Tuesday, June 19, 2012
June 19, 2012
Today, I placed the above photo on a gardening forum asking for help in identifying the plant, and within a few minutes I received a response: Plains Corepsis.
As I had never seen or heard of this plant I did an online search, and this is what I found regarding this plant:
"One of North America's best-loved annuals, Plains Coreopsis is also one of the easiest to grow. Plant spring or fall, and you'll soon see thin thread-like plants with shiny green stems and very small leaves. Once the seedlings are about 12" tall or so, perfectly round, brown-colored buds will appear, and soon you'll have the beautiful sprays of small butter yellow flowers with dark red centers. This species is great for cutting, each stem adding a whole flush of small flowers to any arrangement, but don't cut them all. Plains coreopsis is perhaps the very best native annual for reseeding. Which means even though the plants may die with frost, others will probably sprout in their places next spring. A great species, the official state wildflower of Florida. A slender, 1-2 ft. annual with pinnately-compound foliage, tickseed is known for its small but abundant yellow flowers, painted maroon near the center.
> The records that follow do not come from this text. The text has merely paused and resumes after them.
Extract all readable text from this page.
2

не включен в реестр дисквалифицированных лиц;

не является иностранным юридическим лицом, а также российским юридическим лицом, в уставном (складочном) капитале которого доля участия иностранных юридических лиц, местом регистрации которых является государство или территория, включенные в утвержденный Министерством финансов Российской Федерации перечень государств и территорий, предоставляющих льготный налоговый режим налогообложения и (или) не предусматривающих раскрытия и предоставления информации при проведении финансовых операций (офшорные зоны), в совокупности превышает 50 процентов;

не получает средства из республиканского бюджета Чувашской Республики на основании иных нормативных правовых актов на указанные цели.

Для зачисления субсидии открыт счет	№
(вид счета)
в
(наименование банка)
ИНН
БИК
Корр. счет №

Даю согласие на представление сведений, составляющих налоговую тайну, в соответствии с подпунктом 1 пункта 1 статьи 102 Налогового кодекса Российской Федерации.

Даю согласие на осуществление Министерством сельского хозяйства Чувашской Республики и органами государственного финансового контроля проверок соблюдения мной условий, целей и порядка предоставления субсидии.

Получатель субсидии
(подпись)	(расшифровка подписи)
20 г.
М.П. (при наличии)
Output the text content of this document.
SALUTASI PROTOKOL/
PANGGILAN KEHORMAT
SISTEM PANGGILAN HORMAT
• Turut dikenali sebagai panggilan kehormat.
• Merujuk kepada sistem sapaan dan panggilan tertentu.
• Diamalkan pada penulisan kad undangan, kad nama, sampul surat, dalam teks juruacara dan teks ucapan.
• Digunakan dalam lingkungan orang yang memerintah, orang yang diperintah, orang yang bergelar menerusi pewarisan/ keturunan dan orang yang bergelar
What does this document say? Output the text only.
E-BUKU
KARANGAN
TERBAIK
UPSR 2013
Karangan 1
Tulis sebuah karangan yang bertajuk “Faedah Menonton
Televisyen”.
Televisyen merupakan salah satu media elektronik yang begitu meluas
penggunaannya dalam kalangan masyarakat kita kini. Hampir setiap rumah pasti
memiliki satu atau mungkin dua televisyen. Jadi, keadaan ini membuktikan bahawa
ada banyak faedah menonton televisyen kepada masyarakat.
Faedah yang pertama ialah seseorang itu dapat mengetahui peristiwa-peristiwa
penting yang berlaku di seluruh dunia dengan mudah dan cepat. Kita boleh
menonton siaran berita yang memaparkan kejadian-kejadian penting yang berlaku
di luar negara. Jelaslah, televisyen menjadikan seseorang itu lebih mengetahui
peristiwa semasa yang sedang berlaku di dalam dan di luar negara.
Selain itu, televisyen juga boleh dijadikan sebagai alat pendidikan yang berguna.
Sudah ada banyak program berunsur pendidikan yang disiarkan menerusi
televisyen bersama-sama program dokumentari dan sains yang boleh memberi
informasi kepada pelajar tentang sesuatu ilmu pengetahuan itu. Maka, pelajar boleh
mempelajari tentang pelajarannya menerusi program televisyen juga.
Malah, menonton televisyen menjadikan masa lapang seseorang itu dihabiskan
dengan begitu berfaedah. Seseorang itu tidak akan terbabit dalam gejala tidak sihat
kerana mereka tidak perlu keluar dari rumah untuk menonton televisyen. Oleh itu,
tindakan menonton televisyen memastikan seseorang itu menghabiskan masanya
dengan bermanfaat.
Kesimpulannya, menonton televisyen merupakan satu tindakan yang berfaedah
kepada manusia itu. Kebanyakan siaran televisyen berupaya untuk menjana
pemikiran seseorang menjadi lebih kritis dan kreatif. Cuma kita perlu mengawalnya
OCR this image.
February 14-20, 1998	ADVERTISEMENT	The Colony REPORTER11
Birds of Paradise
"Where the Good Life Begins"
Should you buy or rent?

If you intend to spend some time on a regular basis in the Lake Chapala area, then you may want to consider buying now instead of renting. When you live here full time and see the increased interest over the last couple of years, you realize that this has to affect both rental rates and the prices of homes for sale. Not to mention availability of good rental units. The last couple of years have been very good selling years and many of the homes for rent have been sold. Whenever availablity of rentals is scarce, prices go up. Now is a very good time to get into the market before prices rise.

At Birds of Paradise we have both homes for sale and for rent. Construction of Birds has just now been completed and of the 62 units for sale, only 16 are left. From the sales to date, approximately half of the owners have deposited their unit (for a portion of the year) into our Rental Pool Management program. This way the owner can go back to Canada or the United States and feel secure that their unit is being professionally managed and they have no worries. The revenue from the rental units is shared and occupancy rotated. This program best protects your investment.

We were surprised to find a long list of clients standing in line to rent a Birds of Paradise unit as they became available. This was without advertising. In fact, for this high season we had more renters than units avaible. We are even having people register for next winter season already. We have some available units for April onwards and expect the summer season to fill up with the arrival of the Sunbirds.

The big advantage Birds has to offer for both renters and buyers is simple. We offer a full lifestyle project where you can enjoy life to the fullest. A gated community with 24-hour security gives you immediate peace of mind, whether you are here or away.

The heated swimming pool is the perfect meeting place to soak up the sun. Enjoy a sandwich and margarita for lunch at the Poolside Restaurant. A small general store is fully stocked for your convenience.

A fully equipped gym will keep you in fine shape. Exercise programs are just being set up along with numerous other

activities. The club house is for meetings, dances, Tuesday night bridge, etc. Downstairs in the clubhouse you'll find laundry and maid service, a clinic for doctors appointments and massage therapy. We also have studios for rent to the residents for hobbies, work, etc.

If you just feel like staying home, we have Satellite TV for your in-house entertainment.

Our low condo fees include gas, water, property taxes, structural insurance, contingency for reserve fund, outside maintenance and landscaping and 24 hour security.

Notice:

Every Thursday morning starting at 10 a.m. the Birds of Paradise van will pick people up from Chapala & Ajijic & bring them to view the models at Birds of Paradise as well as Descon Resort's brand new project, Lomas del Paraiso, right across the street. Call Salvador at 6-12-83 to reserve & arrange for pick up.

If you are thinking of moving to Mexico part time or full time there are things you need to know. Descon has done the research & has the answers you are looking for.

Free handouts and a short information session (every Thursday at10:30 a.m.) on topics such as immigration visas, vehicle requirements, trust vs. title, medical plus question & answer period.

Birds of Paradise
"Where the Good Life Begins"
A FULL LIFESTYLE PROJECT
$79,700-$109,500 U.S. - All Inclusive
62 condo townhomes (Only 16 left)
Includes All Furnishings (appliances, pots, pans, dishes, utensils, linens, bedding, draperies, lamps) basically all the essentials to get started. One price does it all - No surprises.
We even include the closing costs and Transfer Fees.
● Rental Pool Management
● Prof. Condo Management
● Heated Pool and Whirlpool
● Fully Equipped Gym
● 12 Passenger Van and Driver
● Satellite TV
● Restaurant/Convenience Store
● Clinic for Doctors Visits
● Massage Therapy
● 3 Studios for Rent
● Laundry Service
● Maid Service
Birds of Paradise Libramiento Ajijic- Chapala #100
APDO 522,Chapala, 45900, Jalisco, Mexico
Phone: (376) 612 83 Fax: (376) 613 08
Numerous smooth, slightly angled branches bearing showy, daisy-like flower heads with yellow rays surrounding a reddish-purple central disk. The yellow petals are notch-tipped. Flower heads occur on long stalks from the multi-branching stems.
This prevailingly western annual has escaped from cultivation in the East. It is widespread in the West and the South in disturbed areas, such as moist ditches. Because of its showiness, the flower is cultivated extensively, hence its common name."